Some weeks, your motivation might plummet so low because you haven’t heard anything after applying to so many job applications. Other weeks, it might feel like you’ve got job interviews lined up.
And not to mention the recruiters who contact you on LinkedIn only to ghost you! It’s so frustrating and annoying! For example, you might log on to LinkedIn on a Monday morning and notice that you’ve got mail. You clicked on the tab and it opened to a generic and computer automated email that might say something along the lines of:
Hello, my name is Karen. I have a client who is looking for [Position Name]. I thought your profile looks great and think you might be a great fit! Please let me know a time and phone number to reach you at if you are interested!
The Time I Got Ghosted on LinkedIn
Here is an actual play out of the time I got ghosted from a recruiter on LinkedIn:
Entry Level Finance – Job Opportunity – Downtown Minneapolis
I hope you are having a great week! I am reaching out regarding a Security Ops Service Specialist 3 (entry level finance position) that I have available with our premier financial client in downtown Minneapolis. Judging by your profile, I think your experience looks great! If you are in the job market, I would love to connect. Feel free to reply with an updated resume and the best number to reach out. Look forward to hearing from you!
Karen Baskin—[Made up name cause you know I so respect the integrity of recruiters who had shown me the same respect.]
Associate Account Manager
On a side note, please don’t be so happy when recruiters say “GREAT FIT” or “I love your profile” because they are probably sending an automated and generic message. If you’re just starting the job hunting process, it can take a while to recognize automated messages from authentic ones.
Being the respectful person I was and hoping for an interview, I replied:
Thank you for reaching out. Yes, I’d be interested in this opportunity as I am in the job market right now. Please find attached my updated resume. You can reach me at 123-456-789. I look forward to talking with you soon!
That was the reply I sent the day I received the message. Two weeks later, Karen still hadn’t responded. That’s when I knew to move on.

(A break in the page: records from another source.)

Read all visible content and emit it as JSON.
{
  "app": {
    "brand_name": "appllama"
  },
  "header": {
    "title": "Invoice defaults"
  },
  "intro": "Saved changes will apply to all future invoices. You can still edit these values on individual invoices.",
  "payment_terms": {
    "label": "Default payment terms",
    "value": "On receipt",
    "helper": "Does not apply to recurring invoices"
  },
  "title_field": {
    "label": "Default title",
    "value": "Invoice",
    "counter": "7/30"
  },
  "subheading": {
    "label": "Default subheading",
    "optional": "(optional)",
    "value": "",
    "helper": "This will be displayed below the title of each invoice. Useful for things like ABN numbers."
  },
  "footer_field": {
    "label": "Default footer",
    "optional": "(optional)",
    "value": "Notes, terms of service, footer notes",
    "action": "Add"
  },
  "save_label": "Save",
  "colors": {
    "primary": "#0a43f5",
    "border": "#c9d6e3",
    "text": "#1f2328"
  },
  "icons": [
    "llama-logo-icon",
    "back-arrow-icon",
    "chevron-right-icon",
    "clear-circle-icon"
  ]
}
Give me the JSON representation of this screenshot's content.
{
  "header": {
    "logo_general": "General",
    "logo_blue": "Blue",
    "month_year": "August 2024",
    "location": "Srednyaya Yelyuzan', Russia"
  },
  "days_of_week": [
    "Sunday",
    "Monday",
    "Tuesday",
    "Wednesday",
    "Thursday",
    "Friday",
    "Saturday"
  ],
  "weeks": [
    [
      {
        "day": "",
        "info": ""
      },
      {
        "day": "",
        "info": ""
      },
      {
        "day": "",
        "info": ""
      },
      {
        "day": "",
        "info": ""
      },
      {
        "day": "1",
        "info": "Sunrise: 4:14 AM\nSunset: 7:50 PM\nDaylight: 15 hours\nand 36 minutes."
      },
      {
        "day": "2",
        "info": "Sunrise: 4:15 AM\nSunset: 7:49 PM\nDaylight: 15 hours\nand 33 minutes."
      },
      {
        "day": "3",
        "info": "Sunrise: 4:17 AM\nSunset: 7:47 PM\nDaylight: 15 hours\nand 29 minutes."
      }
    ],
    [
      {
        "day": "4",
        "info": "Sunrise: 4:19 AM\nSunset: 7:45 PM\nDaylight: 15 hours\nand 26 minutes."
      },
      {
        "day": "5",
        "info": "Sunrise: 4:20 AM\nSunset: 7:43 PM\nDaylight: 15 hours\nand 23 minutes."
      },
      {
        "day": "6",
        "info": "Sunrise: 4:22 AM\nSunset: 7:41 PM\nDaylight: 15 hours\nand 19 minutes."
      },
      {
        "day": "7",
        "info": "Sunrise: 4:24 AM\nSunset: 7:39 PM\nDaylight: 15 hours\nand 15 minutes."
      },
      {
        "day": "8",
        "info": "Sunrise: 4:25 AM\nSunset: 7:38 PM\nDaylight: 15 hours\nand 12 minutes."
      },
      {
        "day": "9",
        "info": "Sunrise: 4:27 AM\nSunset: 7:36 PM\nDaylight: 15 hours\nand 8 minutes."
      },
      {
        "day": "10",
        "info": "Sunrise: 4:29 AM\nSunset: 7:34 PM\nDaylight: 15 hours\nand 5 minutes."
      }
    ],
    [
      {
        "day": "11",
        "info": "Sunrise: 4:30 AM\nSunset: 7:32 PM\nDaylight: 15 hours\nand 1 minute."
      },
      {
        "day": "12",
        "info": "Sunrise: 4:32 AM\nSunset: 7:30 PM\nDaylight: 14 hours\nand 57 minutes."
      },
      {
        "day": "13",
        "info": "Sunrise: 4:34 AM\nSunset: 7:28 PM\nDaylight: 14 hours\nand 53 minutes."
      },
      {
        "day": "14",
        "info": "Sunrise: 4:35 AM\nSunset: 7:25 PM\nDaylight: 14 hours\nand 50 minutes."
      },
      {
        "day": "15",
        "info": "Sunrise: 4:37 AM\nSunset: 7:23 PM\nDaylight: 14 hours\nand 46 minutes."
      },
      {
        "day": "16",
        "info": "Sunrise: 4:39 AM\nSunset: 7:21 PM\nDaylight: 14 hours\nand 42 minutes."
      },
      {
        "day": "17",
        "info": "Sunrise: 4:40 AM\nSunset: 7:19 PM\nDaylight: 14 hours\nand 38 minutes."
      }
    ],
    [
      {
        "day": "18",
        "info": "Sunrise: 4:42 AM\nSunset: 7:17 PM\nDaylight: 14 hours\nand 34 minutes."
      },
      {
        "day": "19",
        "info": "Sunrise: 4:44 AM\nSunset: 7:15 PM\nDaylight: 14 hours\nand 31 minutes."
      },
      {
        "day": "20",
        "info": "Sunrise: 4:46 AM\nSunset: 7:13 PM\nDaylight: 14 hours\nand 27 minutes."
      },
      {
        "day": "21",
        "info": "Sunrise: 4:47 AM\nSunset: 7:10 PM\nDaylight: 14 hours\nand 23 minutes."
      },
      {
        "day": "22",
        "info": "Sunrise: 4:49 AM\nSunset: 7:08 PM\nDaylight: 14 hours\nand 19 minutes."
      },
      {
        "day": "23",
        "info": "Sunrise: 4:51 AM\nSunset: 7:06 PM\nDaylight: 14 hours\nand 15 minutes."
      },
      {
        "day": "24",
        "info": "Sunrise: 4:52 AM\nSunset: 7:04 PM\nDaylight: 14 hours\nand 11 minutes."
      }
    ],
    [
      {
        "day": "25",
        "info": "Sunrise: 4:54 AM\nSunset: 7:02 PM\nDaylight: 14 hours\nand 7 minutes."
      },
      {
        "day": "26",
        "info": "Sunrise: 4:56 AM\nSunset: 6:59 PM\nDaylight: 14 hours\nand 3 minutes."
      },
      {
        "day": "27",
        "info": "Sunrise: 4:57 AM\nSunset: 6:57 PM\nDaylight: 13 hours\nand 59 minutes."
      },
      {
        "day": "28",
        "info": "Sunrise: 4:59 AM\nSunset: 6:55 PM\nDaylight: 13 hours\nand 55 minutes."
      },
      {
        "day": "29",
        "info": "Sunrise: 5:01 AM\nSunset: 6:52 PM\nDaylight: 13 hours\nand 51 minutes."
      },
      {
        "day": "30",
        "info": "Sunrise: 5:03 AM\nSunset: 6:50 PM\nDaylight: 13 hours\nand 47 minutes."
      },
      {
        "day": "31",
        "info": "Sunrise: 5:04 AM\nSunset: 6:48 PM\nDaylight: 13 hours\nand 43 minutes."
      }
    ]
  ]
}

Over the next three months, I will eventually get ghosted by five more recruiters.
So, What Next?
But that’s not the point of the article, is it? You’re here to learn what to do when a recruiter ghosts you, right?
You’ve seen the answer at the top and you will see it here again: Nothing! You can spend 30-45 minutes drafting a polite message to remind the recruiter to give you a reply and receive nothing in the end. Or, you can move on.
Yep. Move on. Yes, it sucks when you get ghosted. But here is something you need to know:
You can choose to get angry, or you can choose to refocus your energy on something productive and move on. Would you rather waste the next few days of your life brooding over how ungrateful these people are, or would you rather spend that energy looking for your next opportunity?
There is no right or wrong answer because it’s your life and your choice. At least you’ve earned that much. But just know that there are other opportunities out there for you. If you don’t get this one, it’s simply because a better one is out there waiting for you…or this is a sign that you should start your own thing. Your own business.
On a side note, let’s end this article with an important question for recruiters: Why would you reach out to folks if you’re just looking for leads? Like, everyone knows you make commissions off of people you help get hired (if you didn’t already know this, you should look it up on Google). Don’t message folks on LinkedIn if you aren’t even vested in their future!
Alright, that’s all. Good luck out there folks! You can do this!